The Catholic Church in this country and around the world has been suffering for more than 40 years from massive contraception by Catholics and also from the effort to avoid the issue. Marital contraception is truly the elephant in the sanctuary. Everyone knows it’s there, but it’s the unmentionable subject. After a US Bishops committee urged, in 1989, that every engaged couple should be required to attend a full course of Natural Family Planning instruction, that good idea has been adopted by only six dioceses with a seventh trying to get there.
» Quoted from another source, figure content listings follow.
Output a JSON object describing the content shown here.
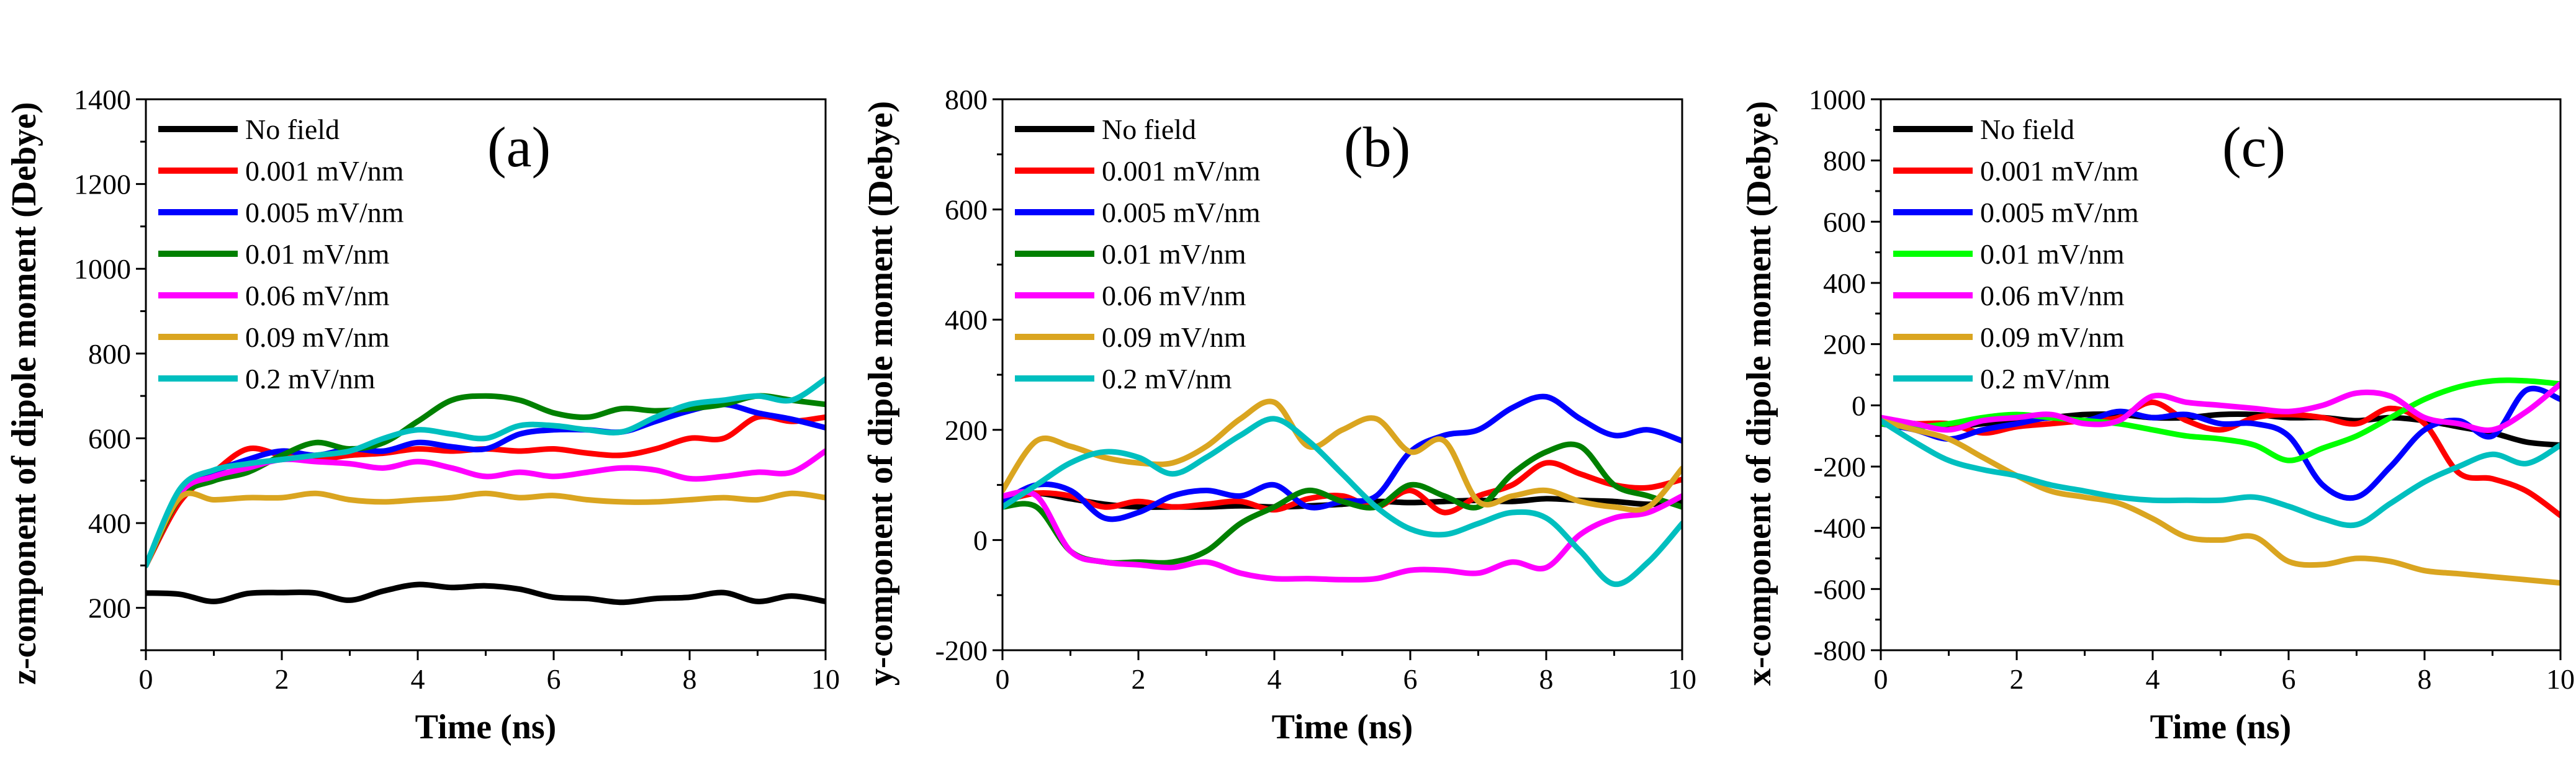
{
  "chart_data": [
    {
      "type": "line",
      "panel_label": "(a)",
      "xlabel": "Time (ns)",
      "ylabel": "z-component of dipole moment (Debye)",
      "xlim": [
        0,
        10
      ],
      "ylim": [
        100,
        1400
      ],
      "xticks": [
        0,
        2,
        4,
        6,
        8,
        10
      ],
      "yticks": [
        200,
        400,
        600,
        800,
        1000,
        1200,
        1400
      ],
      "legend_position": "top-left",
      "series": [
        {
          "name": "No field",
          "color": "#000000",
          "x": [
            0,
            0.5,
            1,
            1.5,
            2,
            2.5,
            3,
            3.5,
            4,
            4.5,
            5,
            5.5,
            6,
            6.5,
            7,
            7.5,
            8,
            8.5,
            9,
            9.5,
            10
          ],
          "y": [
            235,
            232,
            215,
            234,
            236,
            235,
            218,
            240,
            255,
            248,
            252,
            244,
            225,
            222,
            213,
            222,
            225,
            236,
            215,
            228,
            215
          ]
        },
        {
          "name": "0.001 mV/nm",
          "color": "#ff0000",
          "x": [
            0,
            0.5,
            1,
            1.5,
            2,
            2.5,
            3,
            3.5,
            4,
            4.5,
            5,
            5.5,
            6,
            6.5,
            7,
            7.5,
            8,
            8.5,
            9,
            9.5,
            10
          ],
          "y": [
            300,
            450,
            520,
            575,
            560,
            550,
            560,
            565,
            575,
            570,
            575,
            570,
            575,
            565,
            560,
            575,
            600,
            600,
            650,
            640,
            650
          ]
        },
        {
          "name": "0.005 mV/nm",
          "color": "#0000ff",
          "x": [
            0,
            0.5,
            1,
            1.5,
            2,
            2.5,
            3,
            3.5,
            4,
            4.5,
            5,
            5.5,
            6,
            6.5,
            7,
            7.5,
            8,
            8.5,
            9,
            9.5,
            10
          ],
          "y": [
            300,
            470,
            520,
            550,
            570,
            560,
            575,
            570,
            590,
            580,
            575,
            610,
            620,
            620,
            615,
            640,
            665,
            680,
            660,
            645,
            625
          ]
        },
        {
          "name": "0.01 mV/nm",
          "color": "#008000",
          "x": [
            0,
            0.5,
            1,
            1.5,
            2,
            2.5,
            3,
            3.5,
            4,
            4.5,
            5,
            5.5,
            6,
            6.5,
            7,
            7.5,
            8,
            8.5,
            9,
            9.5,
            10
          ],
          "y": [
            300,
            460,
            500,
            520,
            560,
            590,
            575,
            590,
            640,
            690,
            700,
            690,
            660,
            650,
            670,
            665,
            670,
            680,
            700,
            690,
            680
          ]
        },
        {
          "name": "0.06 mV/nm",
          "color": "#ff00ff",
          "x": [
            0,
            0.5,
            1,
            1.5,
            2,
            2.5,
            3,
            3.5,
            4,
            4.5,
            5,
            5.5,
            6,
            6.5,
            7,
            7.5,
            8,
            8.5,
            9,
            9.5,
            10
          ],
          "y": [
            300,
            470,
            510,
            530,
            550,
            545,
            540,
            530,
            545,
            530,
            510,
            520,
            510,
            520,
            530,
            525,
            505,
            510,
            520,
            520,
            570
          ]
        },
        {
          "name": "0.09 mV/nm",
          "color": "#daa520",
          "x": [
            0,
            0.5,
            1,
            1.5,
            2,
            2.5,
            3,
            3.5,
            4,
            4.5,
            5,
            5.5,
            6,
            6.5,
            7,
            7.5,
            8,
            8.5,
            9,
            9.5,
            10
          ],
          "y": [
            300,
            460,
            455,
            460,
            460,
            470,
            455,
            450,
            455,
            460,
            470,
            460,
            465,
            455,
            450,
            450,
            455,
            460,
            455,
            470,
            460
          ]
        },
        {
          "name": "0.2 mV/nm",
          "color": "#00bfbf",
          "x": [
            0,
            0.5,
            1,
            1.5,
            2,
            2.5,
            3,
            3.5,
            4,
            4.5,
            5,
            5.5,
            6,
            6.5,
            7,
            7.5,
            8,
            8.5,
            9,
            9.5,
            10
          ],
          "y": [
            300,
            480,
            525,
            540,
            550,
            560,
            570,
            600,
            620,
            610,
            600,
            630,
            630,
            620,
            615,
            650,
            680,
            690,
            700,
            690,
            740
          ]
        }
      ]
    },
    {
      "type": "line",
      "panel_label": "(b)",
      "xlabel": "Time (ns)",
      "ylabel": "y-component of dipole moment (Debye)",
      "xlim": [
        0,
        10
      ],
      "ylim": [
        -200,
        800
      ],
      "xticks": [
        0,
        2,
        4,
        6,
        8,
        10
      ],
      "yticks": [
        -200,
        0,
        200,
        400,
        600,
        800
      ],
      "legend_position": "top-left",
      "series": [
        {
          "name": "No field",
          "color": "#000000",
          "x": [
            0,
            0.5,
            1,
            1.5,
            2,
            2.5,
            3,
            3.5,
            4,
            4.5,
            5,
            5.5,
            6,
            6.5,
            7,
            7.5,
            8,
            8.5,
            9,
            9.5,
            10
          ],
          "y": [
            80,
            85,
            75,
            65,
            60,
            60,
            60,
            62,
            60,
            62,
            65,
            70,
            68,
            70,
            72,
            70,
            75,
            72,
            70,
            65,
            70
          ]
        },
        {
          "name": "0.001 mV/nm",
          "color": "#ff0000",
          "x": [
            0,
            0.5,
            1,
            1.5,
            2,
            2.5,
            3,
            3.5,
            4,
            4.5,
            5,
            5.5,
            6,
            6.5,
            7,
            7.5,
            8,
            8.5,
            9,
            9.5,
            10
          ],
          "y": [
            70,
            85,
            80,
            60,
            70,
            60,
            65,
            70,
            55,
            75,
            80,
            60,
            90,
            50,
            80,
            100,
            140,
            120,
            100,
            95,
            110
          ]
        },
        {
          "name": "0.005 mV/nm",
          "color": "#0000ff",
          "x": [
            0,
            0.5,
            1,
            1.5,
            2,
            2.5,
            3,
            3.5,
            4,
            4.5,
            5,
            5.5,
            6,
            6.5,
            7,
            7.5,
            8,
            8.5,
            9,
            9.5,
            10
          ],
          "y": [
            70,
            100,
            90,
            40,
            50,
            80,
            90,
            80,
            100,
            60,
            70,
            80,
            160,
            190,
            200,
            240,
            260,
            220,
            190,
            200,
            180
          ]
        },
        {
          "name": "0.01 mV/nm",
          "color": "#008000",
          "x": [
            0,
            0.5,
            1,
            1.5,
            2,
            2.5,
            3,
            3.5,
            4,
            4.5,
            5,
            5.5,
            6,
            6.5,
            7,
            7.5,
            8,
            8.5,
            9,
            9.5,
            10
          ],
          "y": [
            60,
            60,
            -20,
            -40,
            -40,
            -40,
            -20,
            30,
            60,
            90,
            70,
            60,
            100,
            80,
            60,
            120,
            160,
            170,
            100,
            80,
            60
          ]
        },
        {
          "name": "0.06 mV/nm",
          "color": "#ff00ff",
          "x": [
            0,
            0.5,
            1,
            1.5,
            2,
            2.5,
            3,
            3.5,
            4,
            4.5,
            5,
            5.5,
            6,
            6.5,
            7,
            7.5,
            8,
            8.5,
            9,
            9.5,
            10
          ],
          "y": [
            80,
            80,
            -20,
            -40,
            -45,
            -50,
            -40,
            -60,
            -70,
            -70,
            -72,
            -70,
            -55,
            -55,
            -60,
            -40,
            -50,
            10,
            40,
            50,
            80
          ]
        },
        {
          "name": "0.09 mV/nm",
          "color": "#daa520",
          "x": [
            0,
            0.5,
            1,
            1.5,
            2,
            2.5,
            3,
            3.5,
            4,
            4.5,
            5,
            5.5,
            6,
            6.5,
            7,
            7.5,
            8,
            8.5,
            9,
            9.5,
            10
          ],
          "y": [
            90,
            180,
            170,
            150,
            140,
            140,
            170,
            220,
            250,
            170,
            200,
            220,
            160,
            180,
            70,
            80,
            90,
            70,
            60,
            60,
            130
          ]
        },
        {
          "name": "0.2 mV/nm",
          "color": "#00bfbf",
          "x": [
            0,
            0.5,
            1,
            1.5,
            2,
            2.5,
            3,
            3.5,
            4,
            4.5,
            5,
            5.5,
            6,
            6.5,
            7,
            7.5,
            8,
            8.5,
            9,
            9.5,
            10
          ],
          "y": [
            60,
            100,
            140,
            160,
            150,
            120,
            150,
            190,
            220,
            180,
            120,
            60,
            20,
            10,
            30,
            50,
            40,
            -20,
            -80,
            -40,
            30
          ]
        }
      ]
    },
    {
      "type": "line",
      "panel_label": "(c)",
      "xlabel": "Time (ns)",
      "ylabel": "x-component of dipole moment (Debye)",
      "xlim": [
        0,
        10
      ],
      "ylim": [
        -800,
        1000
      ],
      "xticks": [
        0,
        2,
        4,
        6,
        8,
        10
      ],
      "yticks": [
        -800,
        -600,
        -400,
        -200,
        0,
        200,
        400,
        600,
        800,
        1000
      ],
      "legend_position": "top-left",
      "series": [
        {
          "name": "No field",
          "color": "#000000",
          "x": [
            0,
            0.5,
            1,
            1.5,
            2,
            2.5,
            3,
            3.5,
            4,
            4.5,
            5,
            5.5,
            6,
            6.5,
            7,
            7.5,
            8,
            8.5,
            9,
            9.5,
            10
          ],
          "y": [
            -50,
            -60,
            -70,
            -60,
            -50,
            -40,
            -30,
            -30,
            -40,
            -40,
            -30,
            -30,
            -40,
            -40,
            -50,
            -40,
            -50,
            -70,
            -90,
            -120,
            -130
          ]
        },
        {
          "name": "0.001 mV/nm",
          "color": "#ff0000",
          "x": [
            0,
            0.5,
            1,
            1.5,
            2,
            2.5,
            3,
            3.5,
            4,
            4.5,
            5,
            5.5,
            6,
            6.5,
            7,
            7.5,
            8,
            8.5,
            9,
            9.5,
            10
          ],
          "y": [
            -50,
            -60,
            -60,
            -90,
            -70,
            -60,
            -50,
            -40,
            10,
            -50,
            -80,
            -40,
            -30,
            -40,
            -60,
            -10,
            -60,
            -220,
            -240,
            -280,
            -360
          ]
        },
        {
          "name": "0.005 mV/nm",
          "color": "#0000ff",
          "x": [
            0,
            0.5,
            1,
            1.5,
            2,
            2.5,
            3,
            3.5,
            4,
            4.5,
            5,
            5.5,
            6,
            6.5,
            7,
            7.5,
            8,
            8.5,
            9,
            9.5,
            10
          ],
          "y": [
            -60,
            -80,
            -110,
            -80,
            -60,
            -40,
            -50,
            -20,
            -40,
            -30,
            -60,
            -60,
            -100,
            -260,
            -300,
            -200,
            -80,
            -50,
            -100,
            50,
            20
          ]
        },
        {
          "name": "0.01 mV/nm",
          "color": "#00ff00",
          "x": [
            0,
            0.5,
            1,
            1.5,
            2,
            2.5,
            3,
            3.5,
            4,
            4.5,
            5,
            5.5,
            6,
            6.5,
            7,
            7.5,
            8,
            8.5,
            9,
            9.5,
            10
          ],
          "y": [
            -60,
            -70,
            -60,
            -40,
            -30,
            -40,
            -50,
            -60,
            -80,
            -100,
            -110,
            -130,
            -180,
            -140,
            -100,
            -40,
            20,
            60,
            80,
            80,
            70
          ]
        },
        {
          "name": "0.06 mV/nm",
          "color": "#ff00ff",
          "x": [
            0,
            0.5,
            1,
            1.5,
            2,
            2.5,
            3,
            3.5,
            4,
            4.5,
            5,
            5.5,
            6,
            6.5,
            7,
            7.5,
            8,
            8.5,
            9,
            9.5,
            10
          ],
          "y": [
            -40,
            -60,
            -80,
            -50,
            -40,
            -30,
            -60,
            -50,
            30,
            10,
            0,
            -10,
            -20,
            0,
            40,
            30,
            -40,
            -60,
            -80,
            -20,
            70
          ]
        },
        {
          "name": "0.09 mV/nm",
          "color": "#daa520",
          "x": [
            0,
            0.5,
            1,
            1.5,
            2,
            2.5,
            3,
            3.5,
            4,
            4.5,
            5,
            5.5,
            6,
            6.5,
            7,
            7.5,
            8,
            8.5,
            9,
            9.5,
            10
          ],
          "y": [
            -50,
            -80,
            -110,
            -170,
            -230,
            -280,
            -300,
            -320,
            -370,
            -430,
            -440,
            -430,
            -510,
            -520,
            -500,
            -510,
            -540,
            -550,
            -560,
            -570,
            -580
          ]
        },
        {
          "name": "0.2 mV/nm",
          "color": "#00bfbf",
          "x": [
            0,
            0.5,
            1,
            1.5,
            2,
            2.5,
            3,
            3.5,
            4,
            4.5,
            5,
            5.5,
            6,
            6.5,
            7,
            7.5,
            8,
            8.5,
            9,
            9.5,
            10
          ],
          "y": [
            -50,
            -120,
            -180,
            -210,
            -230,
            -260,
            -280,
            -300,
            -310,
            -310,
            -310,
            -300,
            -330,
            -370,
            -390,
            -320,
            -250,
            -200,
            -160,
            -190,
            -130
          ]
        }
      ]
    }
  ]
}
The pews continue to empty, schools are being closed due to lack of students, parishes are closed or consolidated, and the basic cause—marital contraception—continues to be ignored.
And then there are the millions of aborted babies. Abortion is a fatal fruit of the modern sexual revolution that started with the acceptance of marital contraception. How can we reasonably expect to stop abortion without a huge increase in the number of voters who refuse to accept unnatural forms of birth control? Build a Humanae Vitae population within the Catholic Church and legalized abortion is over.
How does this affect us?
The 43-year tradition of ignoring the elephant in the sanctuary has tangible results. Only about 1.1 percent of churchgoing fertile-age Catholics are using any form of systematic NFP. Others are breastfeeding or just letting the babies come as they may. But the rate of non-contraception is still very low, about 10% at best. When we started teaching NFP in 1971, there was a market of couples who had formed their consciences—at least partially—before Humanae Vitae. Many of our early students were using unnatural forms of birth control because some priest had told them directly or implied that it was now okay to do so, but they still felt uneasy about it. Our NFP services and our Catholic teaching freed them to accept and to live out the truths of the encyclical.
But now there is almost no market for NFP services geared to couples of normal fertility. In the once-very-Catholic western part of Cincinnati, our pastor is the only priest who requires his engaged couples to take an NFP course, so we teach very small classes at his parish. I’ve talked with most of the other pastors (but some won’t return my calls). They say they accept Humanae Vitae, but they will not do anything effective such as requiring an NFP course. In response to my recent request to the Archdiocese, I received a page and a half of difficulties and problems they saw with an NFP requirement. Parish bulletin announcements rarely bring a response. The elephant in the sanctuary remains undisturbed.